The booming corporate debt market in developing countries is an imminent crash, according to a major emerging markets hedge fund which says a lack of liquidity could lead to sharp price declines in a crisis.
In a letter to investors seen by the Financial Times, Gramercy Funds Management wrote that the risk of sudden dislocations has been increased by a wave of bond buying by mutual funds and exchange-traded funds that allow investors to withdraw money quickly.
“We believe that ‘liquid markets’ are not necessarily liquid,” Robert Koenigsberger, chief investment officer, wrote in a letter with senior adviser Mohamed El-Erian and two other associates of the Connecticut-based group. “The ‘Perfect Dislocation Storm’ [is] waiting for that to happen.
The emerging market corporate bond market nearly quadrupled to $2.3tn in the past decade – with the high-yield sector growing almost fivefold – as investors around the world desperately sought high-yielding debt higher.
At the same time, regulatory changes have forced banks’ trading desks to reduce their holdings, hampering their ability to weather the storm. At just $16 billion at the end of last year, the size of corporate debt stocks for primary traders is just over 10% of what it was in 2010, according to data compiled by Gramercy.
“The size of the market is bigger, the liquidity promise of the underlying vehicles has become much shorter and, due to the regulatory environment in the post-2008 world, there are just fewer banks with fewer balance sheets. . . . When this is tested it is reasonable to expect it to fail,” Mr Koenigsberger said in an interview with the FT.
While emerging market corporate bonds are particularly prone to exaggerated sell-offs, all developing country debt is now more vulnerable to sudden liquidity evaporation, Koenigsberger added.
Gramercy, which has invested in emerging markets since 1998 and currently manages $5.3 billion, therefore bought credit default swaps on emerging market government bonds – an insurance-like product designed to compensate investors. in the event of default – in the hope that they will increase in value if there are sudden drops in the prices of emerging market assets.
Some of these CDS prices are the lowest since 2007, according to the group.
Others have pointed to the same risks in the emerging debt universe. “It’s much more dangerous now, but it’s the new world and there’s not much we can do about it,” said Alberto Bernal, chief emerging markets strategist at XP Investments.
A test will come when many investors pull their money out of the funds at the same time, Koenigsberger said. The trigger could be an increase in financial uncertainty – perhaps triggered by a recession – or a crisis in a country.
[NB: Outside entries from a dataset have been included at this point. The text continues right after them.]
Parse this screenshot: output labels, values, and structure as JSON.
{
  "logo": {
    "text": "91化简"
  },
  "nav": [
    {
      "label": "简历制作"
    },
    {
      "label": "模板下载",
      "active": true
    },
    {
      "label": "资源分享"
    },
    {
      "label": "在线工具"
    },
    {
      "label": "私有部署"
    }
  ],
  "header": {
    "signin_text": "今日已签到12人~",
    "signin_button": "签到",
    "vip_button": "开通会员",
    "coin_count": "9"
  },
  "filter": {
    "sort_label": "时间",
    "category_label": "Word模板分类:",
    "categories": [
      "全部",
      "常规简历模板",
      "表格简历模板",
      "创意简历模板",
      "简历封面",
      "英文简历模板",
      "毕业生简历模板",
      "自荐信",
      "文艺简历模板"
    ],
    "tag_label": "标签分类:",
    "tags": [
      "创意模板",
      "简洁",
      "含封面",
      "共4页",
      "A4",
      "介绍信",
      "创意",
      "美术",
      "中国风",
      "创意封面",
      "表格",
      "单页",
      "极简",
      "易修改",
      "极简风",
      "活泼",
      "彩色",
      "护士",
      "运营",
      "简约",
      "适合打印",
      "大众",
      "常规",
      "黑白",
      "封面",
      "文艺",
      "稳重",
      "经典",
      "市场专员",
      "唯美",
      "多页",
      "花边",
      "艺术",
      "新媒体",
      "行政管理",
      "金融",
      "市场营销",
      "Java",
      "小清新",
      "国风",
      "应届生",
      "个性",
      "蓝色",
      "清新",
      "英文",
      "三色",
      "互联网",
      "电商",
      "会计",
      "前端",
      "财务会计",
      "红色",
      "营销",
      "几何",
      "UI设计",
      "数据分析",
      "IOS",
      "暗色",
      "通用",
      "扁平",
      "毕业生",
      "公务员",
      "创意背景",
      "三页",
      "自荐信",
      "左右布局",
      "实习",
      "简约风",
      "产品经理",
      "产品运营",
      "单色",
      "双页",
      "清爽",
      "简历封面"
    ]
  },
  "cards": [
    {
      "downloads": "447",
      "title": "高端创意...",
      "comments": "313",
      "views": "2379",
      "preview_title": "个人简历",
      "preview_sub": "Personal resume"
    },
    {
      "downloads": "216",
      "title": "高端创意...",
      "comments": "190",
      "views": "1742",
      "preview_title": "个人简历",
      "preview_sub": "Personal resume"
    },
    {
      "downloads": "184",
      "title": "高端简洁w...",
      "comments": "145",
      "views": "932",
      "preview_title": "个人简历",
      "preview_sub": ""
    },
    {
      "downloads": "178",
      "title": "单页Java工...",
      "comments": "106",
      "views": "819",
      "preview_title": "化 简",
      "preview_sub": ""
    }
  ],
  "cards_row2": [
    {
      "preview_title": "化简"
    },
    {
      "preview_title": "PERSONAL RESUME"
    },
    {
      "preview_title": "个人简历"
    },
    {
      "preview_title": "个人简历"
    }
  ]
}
“When people wanted to get out of Argentina, Brazil, Turkey and Ukraine. . . there was no immediate buyer as a last resort,” he said, referring to some recent examples. In these cases, bond prices fell sharply and suddenly, with little declining trading activity.
Gramercy and other investors agree that “dislocation” events could also offer significant returns, if trades are timed correctly.
Samy Muaddi, emerging markets portfolio manager at T Rowe Price – which manages $7.5 billion of emerging markets corporate debt, including $3.5 billion in high yield – said after the Turkey’s currency crisis in 2018, he had bought stocks that fell to trade as low as 55 cents on the dollar. Now, some of these bonds are trading near face value.
“It’s not a low-risk proposition,” said Mr. Bernal of XP Investments. “A low-risk proposition is Denmark, and if you want to buy Denmark, there’s no return there.”